Amid the current crop of summer movies, I can’t think of one that captures the feeling of summer more evocatively than Janet Planet. Much of the story takes place in a rustic house in woodsy Western Massachusetts; by day, sunlight streams in through enormous windows, and at night, chirping crickets flood the soundtrack. The celebrated playwright Annie Baker, here writing and directing her first film, has uncanny powers of observation and a talent for evoking time and place. She also has two memorable lead characters and a sharply funny and moving story to tell.
It’s the summer of 1991. The story begins when 11-year-old Lacy, played by the terrific newcomer Zoe Ziegler, calls her mom from camp and demands to be taken home early; her exact words are “I’m gonna kill myself if you don’t come get me.”
Lacy is a shy misfit with big owlish glasses and a flair for deadpan exaggeration. She and her single mom, Janet, who’s played by a subtly luminous Julianne Nicholson, are extremely close, as we can see when Janet duly comes to fetch Lacy and bring her home. Later at their house, Janet puts Lacy to bed and listens to her vent.
Baker isn’t one to hurry her characters along. Her plays — the best known of which is her Pulitzer-winning 2013 drama, The Flick — have been justly praised for bringing a new kind of naturalism to the stage, especially in the way the actors retain the stammers and silences of normal conversation.
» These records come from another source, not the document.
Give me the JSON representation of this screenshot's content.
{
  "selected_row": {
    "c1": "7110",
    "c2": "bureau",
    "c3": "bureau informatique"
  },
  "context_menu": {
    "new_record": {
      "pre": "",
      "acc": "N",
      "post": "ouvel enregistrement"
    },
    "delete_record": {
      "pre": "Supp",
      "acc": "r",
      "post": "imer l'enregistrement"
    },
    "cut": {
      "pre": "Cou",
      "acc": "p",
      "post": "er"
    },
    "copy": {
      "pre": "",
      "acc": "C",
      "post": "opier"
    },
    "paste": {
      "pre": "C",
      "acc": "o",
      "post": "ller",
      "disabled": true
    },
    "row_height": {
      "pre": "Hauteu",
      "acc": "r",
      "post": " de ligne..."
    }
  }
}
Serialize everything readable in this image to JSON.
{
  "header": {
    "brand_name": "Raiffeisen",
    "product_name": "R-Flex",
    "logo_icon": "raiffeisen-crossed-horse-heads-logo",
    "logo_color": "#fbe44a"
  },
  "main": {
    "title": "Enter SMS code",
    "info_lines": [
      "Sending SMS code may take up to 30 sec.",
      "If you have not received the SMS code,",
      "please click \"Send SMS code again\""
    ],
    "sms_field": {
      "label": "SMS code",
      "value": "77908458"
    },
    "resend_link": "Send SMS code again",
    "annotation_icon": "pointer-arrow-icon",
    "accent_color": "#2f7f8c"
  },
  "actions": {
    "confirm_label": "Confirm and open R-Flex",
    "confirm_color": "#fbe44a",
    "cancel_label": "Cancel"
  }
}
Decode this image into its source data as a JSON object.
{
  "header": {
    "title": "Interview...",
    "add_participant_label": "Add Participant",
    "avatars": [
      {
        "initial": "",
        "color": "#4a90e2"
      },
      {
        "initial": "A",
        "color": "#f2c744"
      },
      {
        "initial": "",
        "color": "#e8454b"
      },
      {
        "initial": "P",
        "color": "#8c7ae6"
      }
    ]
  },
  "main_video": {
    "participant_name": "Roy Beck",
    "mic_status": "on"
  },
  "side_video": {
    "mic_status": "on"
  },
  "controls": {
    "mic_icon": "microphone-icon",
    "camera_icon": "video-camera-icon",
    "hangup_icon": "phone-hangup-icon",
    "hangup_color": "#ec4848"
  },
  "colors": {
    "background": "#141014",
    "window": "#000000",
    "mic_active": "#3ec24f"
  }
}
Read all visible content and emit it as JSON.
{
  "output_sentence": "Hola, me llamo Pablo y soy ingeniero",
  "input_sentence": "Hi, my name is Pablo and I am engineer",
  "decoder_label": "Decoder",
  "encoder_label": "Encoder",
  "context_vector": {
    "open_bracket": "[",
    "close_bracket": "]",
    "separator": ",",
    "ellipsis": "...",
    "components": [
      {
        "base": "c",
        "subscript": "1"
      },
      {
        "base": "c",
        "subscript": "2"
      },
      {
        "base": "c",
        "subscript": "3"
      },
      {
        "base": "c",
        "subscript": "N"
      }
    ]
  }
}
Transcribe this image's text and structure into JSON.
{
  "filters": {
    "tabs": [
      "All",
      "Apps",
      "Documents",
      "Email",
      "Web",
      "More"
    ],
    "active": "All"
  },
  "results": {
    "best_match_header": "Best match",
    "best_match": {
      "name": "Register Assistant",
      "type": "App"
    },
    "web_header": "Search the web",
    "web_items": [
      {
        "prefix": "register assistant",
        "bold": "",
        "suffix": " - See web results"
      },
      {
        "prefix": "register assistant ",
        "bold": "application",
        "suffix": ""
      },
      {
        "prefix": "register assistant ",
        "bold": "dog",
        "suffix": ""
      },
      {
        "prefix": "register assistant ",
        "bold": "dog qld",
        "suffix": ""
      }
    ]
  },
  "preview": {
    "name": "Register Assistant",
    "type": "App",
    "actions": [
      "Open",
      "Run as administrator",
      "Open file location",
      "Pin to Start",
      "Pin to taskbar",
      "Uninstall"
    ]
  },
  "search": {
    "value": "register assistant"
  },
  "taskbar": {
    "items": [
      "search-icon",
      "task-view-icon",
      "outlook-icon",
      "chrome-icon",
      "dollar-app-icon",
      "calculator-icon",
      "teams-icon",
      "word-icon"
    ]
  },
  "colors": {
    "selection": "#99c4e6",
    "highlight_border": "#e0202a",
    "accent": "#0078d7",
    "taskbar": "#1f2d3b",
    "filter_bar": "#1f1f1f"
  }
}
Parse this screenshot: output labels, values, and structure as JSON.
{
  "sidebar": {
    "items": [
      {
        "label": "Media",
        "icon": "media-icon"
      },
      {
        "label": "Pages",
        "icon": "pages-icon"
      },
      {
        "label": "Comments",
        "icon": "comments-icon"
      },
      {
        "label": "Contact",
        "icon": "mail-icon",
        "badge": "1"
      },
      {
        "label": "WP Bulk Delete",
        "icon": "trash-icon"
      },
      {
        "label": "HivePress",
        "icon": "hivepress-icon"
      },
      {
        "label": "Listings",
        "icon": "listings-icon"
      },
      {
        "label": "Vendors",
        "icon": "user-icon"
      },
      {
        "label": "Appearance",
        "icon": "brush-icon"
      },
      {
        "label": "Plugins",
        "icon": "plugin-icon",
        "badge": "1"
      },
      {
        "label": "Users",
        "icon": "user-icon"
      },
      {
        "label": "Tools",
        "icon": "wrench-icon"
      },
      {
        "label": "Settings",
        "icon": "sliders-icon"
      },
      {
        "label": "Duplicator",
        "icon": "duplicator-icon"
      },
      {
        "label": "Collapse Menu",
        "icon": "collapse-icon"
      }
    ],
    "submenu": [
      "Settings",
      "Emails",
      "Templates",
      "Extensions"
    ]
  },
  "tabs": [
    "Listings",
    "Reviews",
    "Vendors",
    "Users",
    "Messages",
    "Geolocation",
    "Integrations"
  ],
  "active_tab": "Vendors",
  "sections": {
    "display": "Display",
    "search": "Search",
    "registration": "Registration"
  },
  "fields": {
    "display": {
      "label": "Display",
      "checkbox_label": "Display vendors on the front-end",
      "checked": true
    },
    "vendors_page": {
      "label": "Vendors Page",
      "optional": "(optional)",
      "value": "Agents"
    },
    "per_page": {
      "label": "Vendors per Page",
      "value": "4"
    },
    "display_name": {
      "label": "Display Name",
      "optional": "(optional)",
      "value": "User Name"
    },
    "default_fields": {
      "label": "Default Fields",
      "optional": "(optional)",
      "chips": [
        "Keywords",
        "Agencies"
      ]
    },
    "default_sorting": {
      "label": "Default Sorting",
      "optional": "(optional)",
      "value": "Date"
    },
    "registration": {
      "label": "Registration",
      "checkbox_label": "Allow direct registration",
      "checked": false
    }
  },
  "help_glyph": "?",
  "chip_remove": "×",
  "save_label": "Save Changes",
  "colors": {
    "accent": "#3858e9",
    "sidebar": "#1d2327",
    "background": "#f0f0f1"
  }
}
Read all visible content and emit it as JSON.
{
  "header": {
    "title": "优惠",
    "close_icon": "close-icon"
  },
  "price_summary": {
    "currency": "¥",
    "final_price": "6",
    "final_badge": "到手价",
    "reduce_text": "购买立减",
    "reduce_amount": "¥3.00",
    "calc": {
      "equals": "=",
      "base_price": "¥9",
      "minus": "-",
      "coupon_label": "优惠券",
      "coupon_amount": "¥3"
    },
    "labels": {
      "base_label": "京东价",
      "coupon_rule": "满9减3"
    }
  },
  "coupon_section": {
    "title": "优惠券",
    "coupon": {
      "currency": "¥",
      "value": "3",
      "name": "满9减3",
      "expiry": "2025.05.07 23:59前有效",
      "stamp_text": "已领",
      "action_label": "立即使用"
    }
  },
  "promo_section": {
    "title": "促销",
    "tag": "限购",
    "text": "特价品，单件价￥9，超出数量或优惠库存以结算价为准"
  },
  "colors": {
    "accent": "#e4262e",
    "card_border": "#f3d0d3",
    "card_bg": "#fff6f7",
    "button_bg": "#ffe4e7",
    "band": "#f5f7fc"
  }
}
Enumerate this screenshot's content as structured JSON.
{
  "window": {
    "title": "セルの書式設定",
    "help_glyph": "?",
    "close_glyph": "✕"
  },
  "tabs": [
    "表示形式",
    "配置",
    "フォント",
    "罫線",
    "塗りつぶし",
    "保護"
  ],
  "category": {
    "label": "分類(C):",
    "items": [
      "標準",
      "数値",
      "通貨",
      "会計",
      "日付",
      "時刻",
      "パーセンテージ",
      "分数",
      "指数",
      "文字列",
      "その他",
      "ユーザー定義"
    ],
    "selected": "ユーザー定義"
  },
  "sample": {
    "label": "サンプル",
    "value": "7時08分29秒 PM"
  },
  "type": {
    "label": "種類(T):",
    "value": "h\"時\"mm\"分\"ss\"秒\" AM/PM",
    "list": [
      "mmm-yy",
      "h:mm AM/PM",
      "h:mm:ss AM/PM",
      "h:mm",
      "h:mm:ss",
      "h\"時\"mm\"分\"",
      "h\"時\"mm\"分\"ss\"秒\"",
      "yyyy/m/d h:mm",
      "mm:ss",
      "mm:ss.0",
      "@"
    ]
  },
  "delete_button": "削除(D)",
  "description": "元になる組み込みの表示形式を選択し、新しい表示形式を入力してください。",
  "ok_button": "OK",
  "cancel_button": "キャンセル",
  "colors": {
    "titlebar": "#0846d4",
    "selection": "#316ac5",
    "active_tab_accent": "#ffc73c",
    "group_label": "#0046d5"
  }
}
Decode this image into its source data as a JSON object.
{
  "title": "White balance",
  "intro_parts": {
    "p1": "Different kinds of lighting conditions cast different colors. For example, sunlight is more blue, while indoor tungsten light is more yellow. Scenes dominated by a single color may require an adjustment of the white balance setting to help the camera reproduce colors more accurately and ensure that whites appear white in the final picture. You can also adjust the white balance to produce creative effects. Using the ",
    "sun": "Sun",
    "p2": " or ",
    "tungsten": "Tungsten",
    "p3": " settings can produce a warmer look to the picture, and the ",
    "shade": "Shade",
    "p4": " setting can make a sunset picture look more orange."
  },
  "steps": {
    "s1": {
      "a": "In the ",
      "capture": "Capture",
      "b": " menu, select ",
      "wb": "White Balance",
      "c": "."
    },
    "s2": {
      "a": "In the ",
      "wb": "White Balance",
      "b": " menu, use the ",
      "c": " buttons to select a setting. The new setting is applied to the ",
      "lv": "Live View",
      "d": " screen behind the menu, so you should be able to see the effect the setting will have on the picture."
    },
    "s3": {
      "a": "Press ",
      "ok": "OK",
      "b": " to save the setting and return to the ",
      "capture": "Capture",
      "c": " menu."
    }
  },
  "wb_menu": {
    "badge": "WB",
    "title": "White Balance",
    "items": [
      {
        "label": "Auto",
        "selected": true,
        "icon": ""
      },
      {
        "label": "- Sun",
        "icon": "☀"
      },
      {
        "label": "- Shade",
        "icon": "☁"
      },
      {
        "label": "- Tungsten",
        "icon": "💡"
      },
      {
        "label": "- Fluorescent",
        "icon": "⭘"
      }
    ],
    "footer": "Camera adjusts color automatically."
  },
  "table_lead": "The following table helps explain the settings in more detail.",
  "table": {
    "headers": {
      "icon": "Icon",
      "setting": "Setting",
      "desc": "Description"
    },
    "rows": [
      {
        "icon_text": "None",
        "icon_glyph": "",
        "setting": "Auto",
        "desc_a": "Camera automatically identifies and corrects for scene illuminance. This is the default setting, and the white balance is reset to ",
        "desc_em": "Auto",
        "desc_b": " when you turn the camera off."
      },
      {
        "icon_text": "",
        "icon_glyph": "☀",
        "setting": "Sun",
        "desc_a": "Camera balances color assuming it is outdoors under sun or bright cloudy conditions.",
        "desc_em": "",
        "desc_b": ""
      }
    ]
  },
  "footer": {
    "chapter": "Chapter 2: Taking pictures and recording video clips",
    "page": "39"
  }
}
She brings that same sensibility to Janet Planet.
Baker includes a few loving nods to her background in theater; at various points, Lacy plays with a small puppet theater, complete with handmade clay figurines, and in a later scene, she and Janet attend an outdoor performance featuring actors in elaborate costumes. But the movie never feels stagey. It was shot on 16-millimeter film by Maria von Hausswolff, who previously filmed the visually stunning Icelandic drama Godland, and her use of natural light and precise, fine-grained details feel transportingly cinematic.